Do you think you spend too much time planning lessons?
Does lesson planning keep you from more productive work?
Does it seem a little counterintuitive to create lesson plans from scratch when there is a whole department of like-minded people who could be working together?
You are not alone.
Traditional lesson planning can be time-consuming, draining, and solitary, which is why so many in the profession have turned to collaborative lesson planning. And technology in the classroom has made it easier for teachers to collaborate.
That collaboration, Sharon Lurye at The Hechinger Report writes, can help make teaching less stressful, create high-quality lessons, and put more focus on helping kids learn.
Why teacher collaboration is so powerful
Two heads are better than one. That may seem overly simple, but it perfectly encapsulates why teacher collaboration works.
Anne Guarnera, a former teacher and current homeschooling mom, speaks from experience when she explains some of the benefits of collaborative lesson planning. By collaborating with other teachers, she says, you can organize your course creatively, gain access to resources to help you handle course content, and ensure your assessments are aligned with class lessons.

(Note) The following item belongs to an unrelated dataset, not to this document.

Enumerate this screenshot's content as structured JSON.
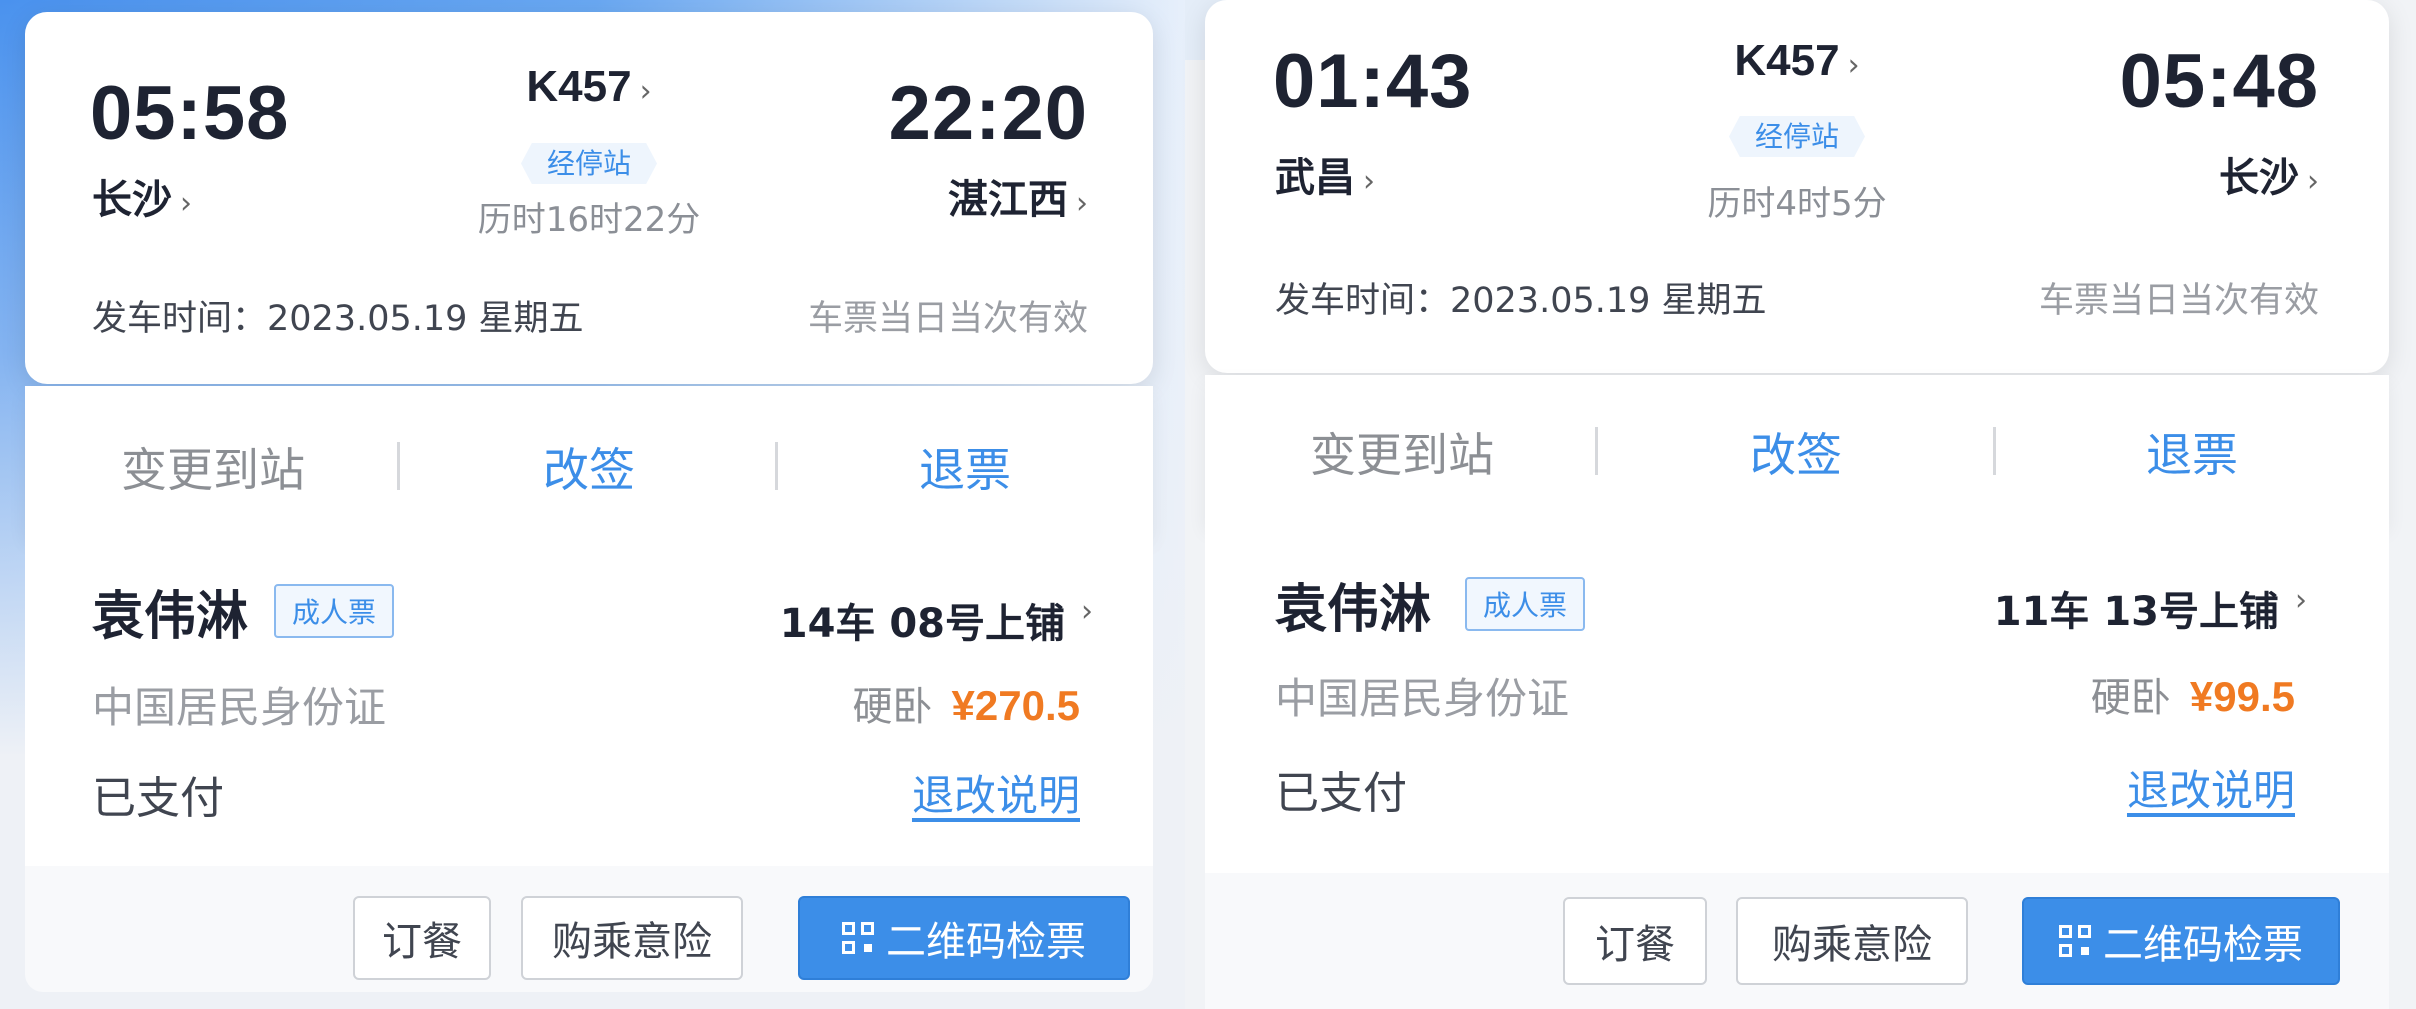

As the appeal of collaboration spreads, some school districts are testing the effectiveness of teachers working together. Their experiments have shed some definitive light on the practical benefits of that collaboration.
For example, the former superintendent of the Shaler Area School District in Pennsylvania ran a study in the district’s schools on the impact of teacher collaboration. At the end of the study, the school district was able to draw some notable conclusions:
- All participating teachers said their teaching improved because collaboration gave them support to try new ideas or tweak old ones.
- Teachers had access to more resources.
- Teachers felt they were on the same page in terms of lesson planning and delivery.
- Teachers developed a greater sense of accountability.
Perhaps the greatest benefit is a cumulative one: When teachers are happier and developing professionally, students reap the benefits. Collaboration plays a key role in teachers’ professional development, but they don’t always have the opportunity to work together.
Carrie Leana, a professor at the University of Pittsburgh, writes that this is a missing link in school reform. In a study, Leana found that “students showed higher gains in math achievement when their teachers reported frequent conversations with their peers that centered on math.” These personal testimonies and studies are all a testament to the power of teacher collaboration.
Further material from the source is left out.